Criado em 1997 para combater a poluição, e depois para aliviar o trânsito, o rodízio em São Paulo ficou mais radical, virou arma contra o coronavírus e parece que ajudou. Avenidas ficaram muito mais vazias que na semana passada, quando os índices de isolamento não chegaram a 50%.
Nesta segunda-feira (11), a lentidão no trânsito caiu bastante. Teve flagrante de uso de adesivo na placa para tentar burlar. Mas o respeito ao isolamento parece ter aumentado. Só deve circular quem trabalha em serviços essenciais e já tinha ou pediu isenção do rodízio por causa de tratamento de saúde, por exemplo. “Eu trabalho na área de saúde. Está tudo cadastrado certinho”, relata um motorista.
Com um reforço na frota, o transporte público registrou aumento de 11 a 15% no número de passageiros. Mas o governo do estado e a prefeitura querem ainda menos gente circulando nas ruas. Só depois que o índice de isolamento aumentar será possível voltar a falar em flexibilização.
“Se chegarmos a média de 55%, o governo do estado de SP, mantido o controle sob ofertas de leitos de UTI na rede pública e privada e havendo controle também na expansão Covid-19, nós poderemos, sim, pensar e atuar na flexibilização”, diz João Doria, governador de São Paulo.
Para tratar os doentes que ainda não param de chegar, um hospital começou a funcionar nesta segunda (11) só para tratar casos de Covid-19 na Vila Brasilândia. O bairro da Zona Norte de São Paulo é o que registra o maior número de mortos: 123.

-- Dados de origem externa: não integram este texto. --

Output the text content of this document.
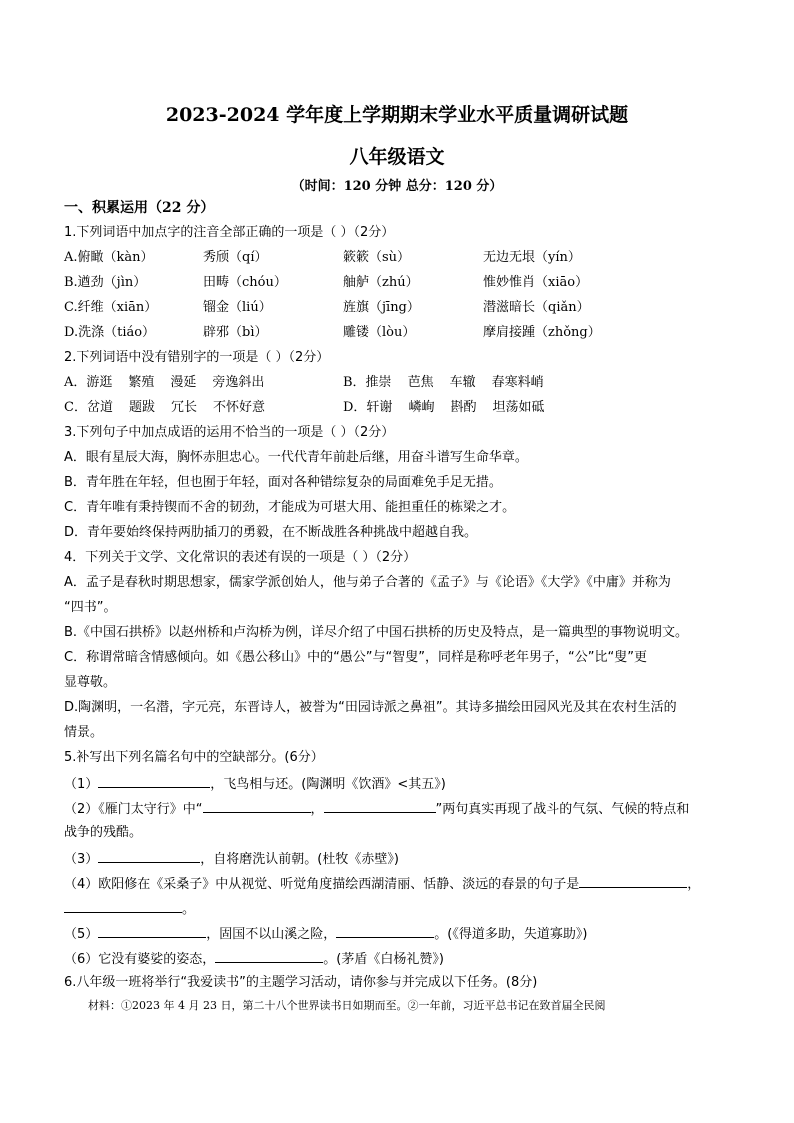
2023-2024 学年度上学期期末学业水平质量调研试题
八年级语文
（时间：120 分钟 总分：120 分）
一、积累运用（22 分）
1.下列词语中加点字的注音全部正确的一项是（ ）（2分）
A.俯瞰（kàn）	秀颀（qí）	簌簌（sù）	无边无垠（yín）
B.遒劲（jìn）	田畴（chóu）	舳舻（zhú）	惟妙惟肖（xiāo）
C.纤维（xiān）	镏金（liú）	旌旗（jīng）	潜滋暗长（qiǎn）
D.洗涤（tiáo）	辟邪（bì）	雕镂（lòu）	摩肩接踵（zhǒng）
2.下列词语中没有错别字的一项是（ ）（2分）
A．游逛 繁殖 漫延 旁逸斜出	B．推崇 芭焦 车辙 春寒料峭
C．岔道 题跋 冗长 不怀好意	D．轩谢 嶙峋 斟酌 坦荡如砥
3.下列句子中加点成语的运用不恰当的一项是（ ）（2分）
A．眼有星辰大海，胸怀赤胆忠心。一代代青年前赴后继，用奋斗谱写生命华章。
B．青年胜在年轻，但也囿于年轻，面对各种错综复杂的局面难免手足无措。
C．青年唯有秉持锲而不舍的韧劲，才能成为可堪大用、能担重任的栋梁之才。
D．青年要始终保持两肋插刀的勇毅，在不断战胜各种挑战中超越自我。
4．下列关于文学、文化常识的表述有误的一项是（ ）（2分）
A．孟子是春秋时期思想家，儒家学派创始人，他与弟子合著的《孟子》与《论语》《大学》《中庸》并称为
“四书”。
B.《中国石拱桥》以赵州桥和卢沟桥为例，详尽介绍了中国石拱桥的历史及特点，是一篇典型的事物说明文。
C．称谓常暗含情感倾向。如《愚公移山》中的“愚公”与“智叟”，同样是称呼老年男子，“公”比“叟”更
显尊敬。
D.陶渊明，一名潜，字元亮，东晋诗人，被誉为“田园诗派之鼻祖”。其诗多描绘田园风光及其在农村生活的
情景。
5.补写出下列名篇名句中的空缺部分。(6分）
（1）	，飞鸟相与还。(陶渊明《饮酒》<其五》)
（2）《雁门太守行》中“	，	”两句真实再现了战斗的气氛、气候的特点和
战争的残酷。
（3）	，自将磨洗认前朝。(杜牧《赤壁》)
（4）欧阳修在《采桑子》中从视觉、听觉角度描绘西湖清丽、恬静、淡远的春景的句子是	，
。
（5）	，固国不以山溪之险，	。(《得道多助，失道寡助》)
（6）它没有婆娑的姿态，	。(茅盾《白杨礼赞》)
6.八年级一班将举行“我爱读书”的主题学习活动，请你参与并完成以下任务。(8分)
材料：①2023 年 4 月 23 日，第二十八个世界读书日如期而至。②一年前，习近平总书记在致首届全民阅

O Itamar e a Lucilene moram lá. Ela estava de licença. Ele e é porteiro e estava trabalhando. Os dois pegaram a doença. “Eu internei no mesmo hospital e na mesma porta a gente não pode se ver. A gente só pode se ver no dia 30 dentro de casa”, conta Lucilene.
“A gente fica até com medo, dá muito medo principalmente quando escurecia. Sumia todo mundo do hospital assim, aí parecia um lugar deserto”, lembra Itamar.

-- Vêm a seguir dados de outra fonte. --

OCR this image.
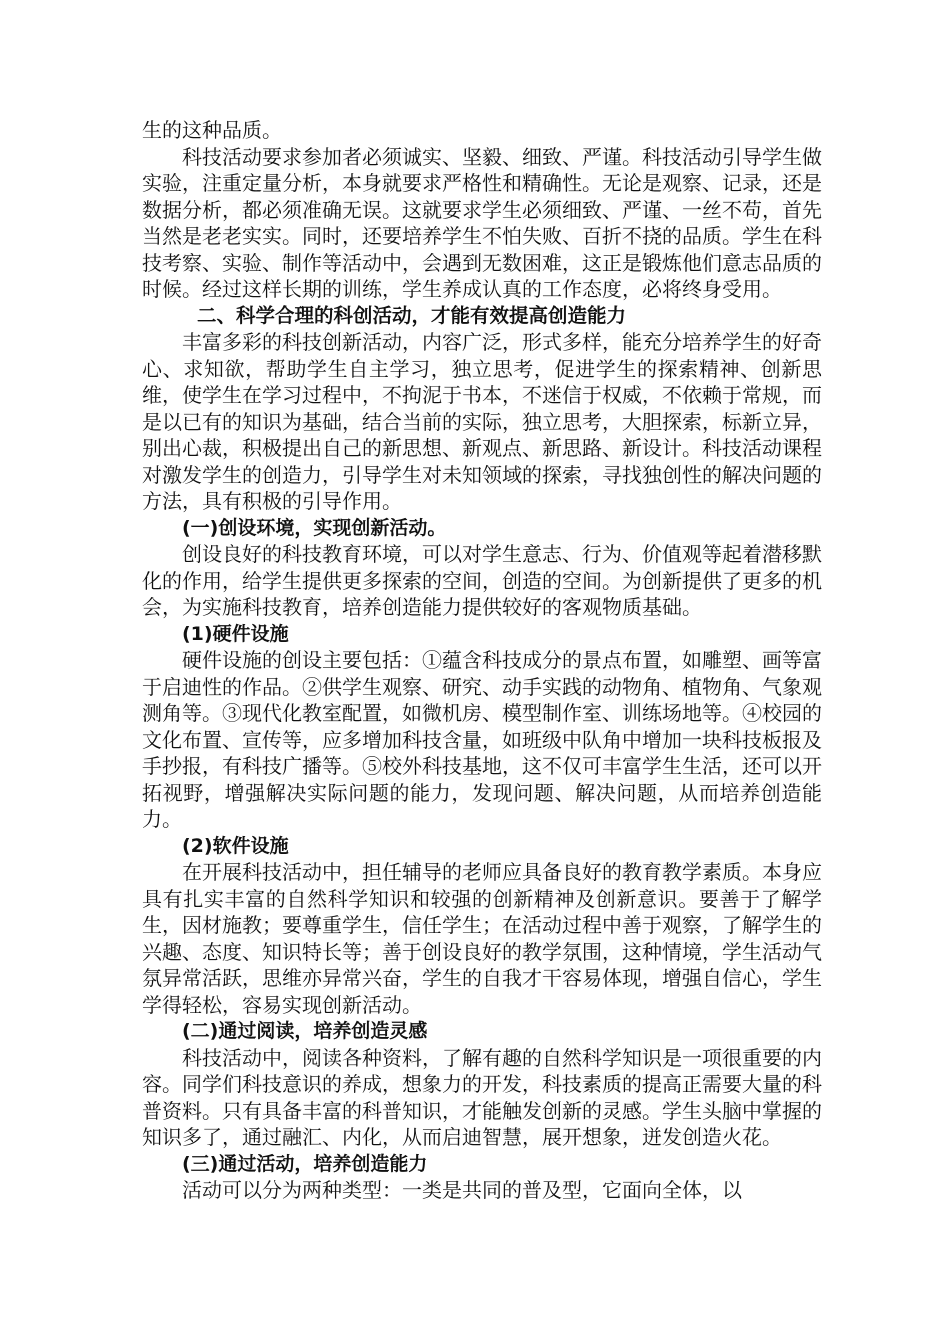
生的这种品质。

科技活动要求参加者必须诚实、坚毅、细致、严谨。科技活动引导学生做实验，注重定量分析，本身就要求严格性和精确性。无论是观察、记录，还是数据分析，都必须准确无误。这就要求学生必须细致、严谨、一丝不苟，首先当然是老老实实。同时，还要培养学生不怕失败、百折不挠的品质。学生在科技考察、实验、制作等活动中，会遇到无数困难，这正是锻炼他们意志品质的时候。经过这样长期的训练，学生养成认真的工作态度，必将终身受用。

二、科学合理的科创活动，才能有效提高创造能力

丰富多彩的科技创新活动，内容广泛，形式多样，能充分培养学生的好奇心、求知欲，帮助学生自主学习，独立思考，促进学生的探索精神、创新思维，使学生在学习过程中，不拘泥于书本，不迷信于权威，不依赖于常规，而是以已有的知识为基础，结合当前的实际，独立思考，大胆探索，标新立异，别出心裁，积极提出自己的新思想、新观点、新思路、新设计。科技活动课程对激发学生的创造力，引导学生对未知领域的探索，寻找独创性的解决问题的方法，具有积极的引导作用。

(一)创设环境，实现创新活动。

创设良好的科技教育环境，可以对学生意志、行为、价值观等起着潜移默化的作用，给学生提供更多探索的空间，创造的空间。为创新提供了更多的机会，为实施科技教育，培养创造能力提供较好的客观物质基础。

(1)硬件设施

硬件设施的创设主要包括：①蕴含科技成分的景点布置，如雕塑、画等富于启迪性的作品。②供学生观察、研究、动手实践的动物角、植物角、气象观测角等。③现代化教室配置，如微机房、模型制作室、训练场地等。④校园的文化布置、宣传等，应多增加科技含量，如班级中队角中增加一块科技板报及手抄报，有科技广播等。⑤校外科技基地，这不仅可丰富学生生活，还可以开拓视野，增强解决实际问题的能力，发现问题、解决问题，从而培养创造能力。

(2)软件设施

在开展科技活动中，担任辅导的老师应具备良好的教育教学素质。本身应具有扎实丰富的自然科学知识和较强的创新精神及创新意识。要善于了解学生，因材施教；要尊重学生，信任学生；在活动过程中善于观察，了解学生的兴趣、态度、知识特长等；善于创设良好的教学氛围，这种情境，学生活动气氛异常活跃，思维亦异常兴奋，学生的自我才干容易体现，增强自信心，学生学得轻松，容易实现创新活动。

(二)通过阅读，培养创造灵感

科技活动中，阅读各种资料，了解有趣的自然科学知识是一项很重要的内容。同学们科技意识的养成，想象力的开发，科技素质的提高正需要大量的科普资料。只有具备丰富的科普知识，才能触发创新的灵感。学生头脑中掌握的知识多了，通过融汇、内化，从而启迪智慧，展开想象，迸发创造火花。

(三)通过活动，培养创造能力

活动可以分为两种类型：一类是共同的普及型，它面向全体，以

Para evitar que casos da doença continuem se multiplicando, outra frente de batalha em São Paulo é a fiscalização do comércio: 350 estabelecimentos já foram interditados por descumprir a quarentena na capital.
A pandemia causou queda de 19% na arrecadação do ICMS de abril na comparação com o mesmo mês de 2019. Mas a morte de quase 3.800 pessoas no estado é a face mais cruel da doença e evitar a escalada da Covid-19 é a prioridade.